We got a little criticism here recently for an editorial cartoon we published that compared trying to get signed up for the COVID-19 vaccine to trying to get through an indecipherable maze.
I get it. Some people who got busy making appointments immediately after they became eligible got scheduled fairly easily.
For many others, though, the maze metaphor, unfortunately, fits — more now than it did when we ran that cartoon almost two weeks ago.
Full transparency Part 1: My wife and I had no trouble getting our first doses scheduled. We received our initial shots the first weekend that people 65 and over became eligible, thanks to our primary care physician hooking us up.
Full transparency Part 2: We will believe we are actually getting our second scheduled dose of the Moderna vaccine when the needles are in our arms.
The Daily Item publishes vaccine updates daily. We had a story this week that summed up succinctly where vaccine distribution stands around here.
“The Pennsylvania Department of Health’s COVID-19 vaccine distribution map shows 23 locations where vaccines are supposed to be available across the Valley,” the story began. “As of Tuesday afternoon. Valley residents who are eligible in the Phase 1A rollout can get on a waiting list, but no facilities are currently scheduling specific appointment times.”
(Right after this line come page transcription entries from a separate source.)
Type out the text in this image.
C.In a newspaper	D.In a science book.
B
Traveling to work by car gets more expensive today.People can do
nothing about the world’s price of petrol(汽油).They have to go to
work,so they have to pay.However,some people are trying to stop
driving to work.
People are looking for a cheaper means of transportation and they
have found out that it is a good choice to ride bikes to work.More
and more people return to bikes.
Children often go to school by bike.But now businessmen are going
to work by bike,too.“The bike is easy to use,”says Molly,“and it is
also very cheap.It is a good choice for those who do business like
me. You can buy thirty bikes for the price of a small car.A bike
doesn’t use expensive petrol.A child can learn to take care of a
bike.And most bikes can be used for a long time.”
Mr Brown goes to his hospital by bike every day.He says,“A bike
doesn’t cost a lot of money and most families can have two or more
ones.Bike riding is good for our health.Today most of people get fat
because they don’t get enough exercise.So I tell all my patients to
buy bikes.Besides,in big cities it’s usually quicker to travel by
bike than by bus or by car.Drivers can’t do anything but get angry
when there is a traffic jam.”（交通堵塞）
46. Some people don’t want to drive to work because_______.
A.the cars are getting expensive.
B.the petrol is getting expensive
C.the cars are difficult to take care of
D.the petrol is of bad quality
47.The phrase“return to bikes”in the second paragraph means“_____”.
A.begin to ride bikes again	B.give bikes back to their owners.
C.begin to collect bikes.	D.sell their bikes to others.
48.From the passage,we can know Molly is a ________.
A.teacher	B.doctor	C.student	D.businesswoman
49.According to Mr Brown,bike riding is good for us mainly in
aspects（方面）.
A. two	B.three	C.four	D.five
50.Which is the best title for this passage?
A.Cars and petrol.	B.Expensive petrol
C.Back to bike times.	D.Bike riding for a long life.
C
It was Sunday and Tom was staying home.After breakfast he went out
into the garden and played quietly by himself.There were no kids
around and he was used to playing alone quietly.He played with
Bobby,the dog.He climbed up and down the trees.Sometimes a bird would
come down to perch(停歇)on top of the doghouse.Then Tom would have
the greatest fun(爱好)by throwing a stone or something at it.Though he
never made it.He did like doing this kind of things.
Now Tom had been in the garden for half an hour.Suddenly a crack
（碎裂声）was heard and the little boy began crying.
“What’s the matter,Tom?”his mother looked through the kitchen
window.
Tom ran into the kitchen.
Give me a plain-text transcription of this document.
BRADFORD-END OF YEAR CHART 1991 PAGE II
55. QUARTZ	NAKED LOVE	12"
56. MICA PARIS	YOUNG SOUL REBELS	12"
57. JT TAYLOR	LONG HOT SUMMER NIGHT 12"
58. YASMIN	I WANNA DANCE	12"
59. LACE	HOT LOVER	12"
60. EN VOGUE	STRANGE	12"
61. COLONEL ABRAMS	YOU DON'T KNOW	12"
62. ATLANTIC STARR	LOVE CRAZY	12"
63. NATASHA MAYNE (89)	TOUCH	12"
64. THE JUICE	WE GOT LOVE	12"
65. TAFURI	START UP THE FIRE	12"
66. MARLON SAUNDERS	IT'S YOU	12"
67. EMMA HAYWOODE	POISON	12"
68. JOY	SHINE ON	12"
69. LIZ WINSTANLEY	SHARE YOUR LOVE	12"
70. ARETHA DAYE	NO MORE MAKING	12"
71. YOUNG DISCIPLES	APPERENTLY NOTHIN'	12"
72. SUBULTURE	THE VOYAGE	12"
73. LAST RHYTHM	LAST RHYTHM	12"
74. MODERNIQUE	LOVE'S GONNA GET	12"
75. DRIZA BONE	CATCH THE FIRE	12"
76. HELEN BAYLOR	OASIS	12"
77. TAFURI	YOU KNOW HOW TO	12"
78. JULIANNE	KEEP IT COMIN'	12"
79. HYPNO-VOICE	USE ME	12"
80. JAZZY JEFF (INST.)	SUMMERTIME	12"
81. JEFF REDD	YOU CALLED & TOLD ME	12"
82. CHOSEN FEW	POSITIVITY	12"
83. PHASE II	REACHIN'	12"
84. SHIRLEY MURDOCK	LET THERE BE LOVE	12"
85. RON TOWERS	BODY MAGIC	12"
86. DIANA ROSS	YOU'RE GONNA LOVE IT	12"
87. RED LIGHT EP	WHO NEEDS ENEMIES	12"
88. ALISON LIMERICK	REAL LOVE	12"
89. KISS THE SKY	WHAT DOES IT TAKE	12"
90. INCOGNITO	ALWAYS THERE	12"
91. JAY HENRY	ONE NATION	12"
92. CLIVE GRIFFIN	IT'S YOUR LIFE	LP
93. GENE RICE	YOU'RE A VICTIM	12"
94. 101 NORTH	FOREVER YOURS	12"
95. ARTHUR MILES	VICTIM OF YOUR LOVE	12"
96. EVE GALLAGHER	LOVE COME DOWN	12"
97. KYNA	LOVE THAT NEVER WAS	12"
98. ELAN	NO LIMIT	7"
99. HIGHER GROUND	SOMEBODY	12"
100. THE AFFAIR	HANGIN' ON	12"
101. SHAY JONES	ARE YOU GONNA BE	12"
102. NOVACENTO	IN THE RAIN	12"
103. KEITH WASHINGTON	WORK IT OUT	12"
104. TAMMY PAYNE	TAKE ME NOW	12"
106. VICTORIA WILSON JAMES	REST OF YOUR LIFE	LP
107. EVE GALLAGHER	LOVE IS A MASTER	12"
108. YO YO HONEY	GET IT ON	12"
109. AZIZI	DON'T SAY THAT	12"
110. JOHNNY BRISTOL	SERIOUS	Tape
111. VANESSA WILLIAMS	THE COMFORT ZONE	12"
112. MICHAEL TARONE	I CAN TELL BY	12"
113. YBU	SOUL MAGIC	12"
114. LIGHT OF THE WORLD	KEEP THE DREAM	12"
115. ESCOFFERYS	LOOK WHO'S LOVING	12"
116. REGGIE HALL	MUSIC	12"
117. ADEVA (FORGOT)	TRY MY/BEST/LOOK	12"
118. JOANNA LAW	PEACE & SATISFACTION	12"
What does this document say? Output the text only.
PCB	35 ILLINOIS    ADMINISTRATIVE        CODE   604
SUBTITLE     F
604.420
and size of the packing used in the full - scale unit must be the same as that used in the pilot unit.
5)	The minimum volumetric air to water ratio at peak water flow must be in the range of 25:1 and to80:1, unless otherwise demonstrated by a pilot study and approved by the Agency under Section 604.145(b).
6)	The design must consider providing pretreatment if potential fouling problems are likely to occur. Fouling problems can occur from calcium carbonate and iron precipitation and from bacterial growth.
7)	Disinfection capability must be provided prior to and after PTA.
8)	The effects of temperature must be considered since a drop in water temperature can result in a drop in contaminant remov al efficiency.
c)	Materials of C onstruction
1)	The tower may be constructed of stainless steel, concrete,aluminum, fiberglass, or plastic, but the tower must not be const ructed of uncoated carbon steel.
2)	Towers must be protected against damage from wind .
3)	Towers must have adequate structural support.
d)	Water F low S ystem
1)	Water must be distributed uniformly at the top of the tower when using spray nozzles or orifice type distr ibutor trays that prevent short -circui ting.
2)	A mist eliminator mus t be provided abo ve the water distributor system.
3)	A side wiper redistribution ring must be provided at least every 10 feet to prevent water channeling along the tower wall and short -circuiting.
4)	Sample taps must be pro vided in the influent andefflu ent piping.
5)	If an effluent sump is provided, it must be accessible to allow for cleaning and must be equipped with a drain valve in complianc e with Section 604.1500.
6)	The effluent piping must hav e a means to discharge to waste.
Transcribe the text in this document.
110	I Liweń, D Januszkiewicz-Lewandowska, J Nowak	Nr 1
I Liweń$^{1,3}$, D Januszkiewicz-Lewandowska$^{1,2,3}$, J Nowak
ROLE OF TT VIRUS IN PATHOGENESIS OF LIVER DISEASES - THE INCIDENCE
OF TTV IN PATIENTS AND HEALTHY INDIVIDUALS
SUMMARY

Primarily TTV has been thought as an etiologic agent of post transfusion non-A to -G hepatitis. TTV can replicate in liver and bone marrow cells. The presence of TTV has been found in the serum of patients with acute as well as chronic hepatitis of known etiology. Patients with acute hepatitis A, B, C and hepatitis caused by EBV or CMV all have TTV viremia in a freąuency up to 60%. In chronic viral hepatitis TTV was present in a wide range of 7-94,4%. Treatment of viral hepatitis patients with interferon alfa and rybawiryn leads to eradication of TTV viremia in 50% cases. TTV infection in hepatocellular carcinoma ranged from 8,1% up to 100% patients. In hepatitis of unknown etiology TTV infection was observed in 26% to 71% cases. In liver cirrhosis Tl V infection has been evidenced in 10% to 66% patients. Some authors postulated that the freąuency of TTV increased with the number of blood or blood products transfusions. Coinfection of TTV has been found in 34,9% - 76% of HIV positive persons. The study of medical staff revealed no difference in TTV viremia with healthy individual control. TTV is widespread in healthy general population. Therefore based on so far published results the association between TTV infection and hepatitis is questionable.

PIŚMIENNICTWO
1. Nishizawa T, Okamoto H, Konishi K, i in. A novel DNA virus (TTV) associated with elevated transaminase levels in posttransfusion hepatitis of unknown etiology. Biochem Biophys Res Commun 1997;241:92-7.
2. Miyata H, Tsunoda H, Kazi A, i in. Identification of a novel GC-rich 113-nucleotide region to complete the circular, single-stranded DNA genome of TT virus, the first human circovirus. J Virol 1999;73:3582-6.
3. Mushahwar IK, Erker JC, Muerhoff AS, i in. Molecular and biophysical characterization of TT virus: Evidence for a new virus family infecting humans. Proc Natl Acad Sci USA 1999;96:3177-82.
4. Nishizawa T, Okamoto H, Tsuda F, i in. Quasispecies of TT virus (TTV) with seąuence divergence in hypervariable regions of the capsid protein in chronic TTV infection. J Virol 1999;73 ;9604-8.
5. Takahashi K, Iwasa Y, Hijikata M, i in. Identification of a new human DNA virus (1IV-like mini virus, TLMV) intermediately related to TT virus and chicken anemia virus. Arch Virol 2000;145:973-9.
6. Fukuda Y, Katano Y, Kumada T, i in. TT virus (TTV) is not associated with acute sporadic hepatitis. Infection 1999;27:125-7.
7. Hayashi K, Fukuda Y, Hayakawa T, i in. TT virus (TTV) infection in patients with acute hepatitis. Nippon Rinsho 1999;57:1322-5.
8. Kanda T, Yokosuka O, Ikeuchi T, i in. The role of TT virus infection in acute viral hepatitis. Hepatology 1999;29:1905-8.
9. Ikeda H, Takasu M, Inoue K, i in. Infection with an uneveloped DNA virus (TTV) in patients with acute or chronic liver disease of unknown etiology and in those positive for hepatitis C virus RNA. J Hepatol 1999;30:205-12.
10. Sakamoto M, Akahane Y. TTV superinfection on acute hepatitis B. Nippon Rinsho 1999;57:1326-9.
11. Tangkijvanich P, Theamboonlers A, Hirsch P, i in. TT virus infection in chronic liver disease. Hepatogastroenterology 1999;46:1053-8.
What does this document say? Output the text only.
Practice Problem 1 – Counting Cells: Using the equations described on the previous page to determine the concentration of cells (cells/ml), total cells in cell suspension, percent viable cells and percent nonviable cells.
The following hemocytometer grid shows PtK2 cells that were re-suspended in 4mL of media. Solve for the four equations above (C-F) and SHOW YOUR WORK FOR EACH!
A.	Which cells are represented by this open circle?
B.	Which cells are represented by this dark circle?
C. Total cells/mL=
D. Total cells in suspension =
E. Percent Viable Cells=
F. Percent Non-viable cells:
The italics on the words “no facilities” are mine, added for emphasis. If you’ve been trying to schedule a vaccine lately, that probably wasn’t necessary. You already know.
As I finished up writing this column on Friday, nothing much had changed.
Obviously, we’re in completely uncharted waters with all of this. Like anything else totally new, it’s understandable that things aren’t going smoothly. Have you ever read how many times the Wright brothers failed to get their flying machines off the ground before they succeeded?
Lack of supply has been a major issue and will likely continue to be for a while. There’s not a ton state officials can do about that.
But distribution has been a big problem, too. Pennsylvania had administered just 1,594,474 of the 2,540,475 doses of COVID vaccine that it did have as of Friday. That’s just 62.7 percent of the available supply, which ranked the commonwealth 41st of 50 states.
A big part of doing better will require making getting an appointment easier.
This week, the Department of Health took a baby step in that direction, establishing a phone number to call — 1-877-PA-HEALTH (1-877-724-3258) — where you are supposed to be able to speak with a representative to determine your eligibility and get contact information for vaccine providers near you.
Problem is, that phone number became quickly overwhelmed. I called in multiple times and got a recording informing me they were experiencing “very high call volumes,” and encouraging a visit to their website — email@example.com.
On Thursday, the state announced that the PACE program, which is the Lottery-funded prescription drug program for low-income seniors, has set up a designated team of operators to help seniors find vaccine appointments and arrange transportation if needed. Those operators can be reached by calling 1-800-225-7223.
I tried that on Friday morning and got through in seven minutes.
Also on Friday, the state gave individual vaccine providers until Feb. 19 to set up vaccine appointment phone services.
Sounds like progress. Let’s hope it is.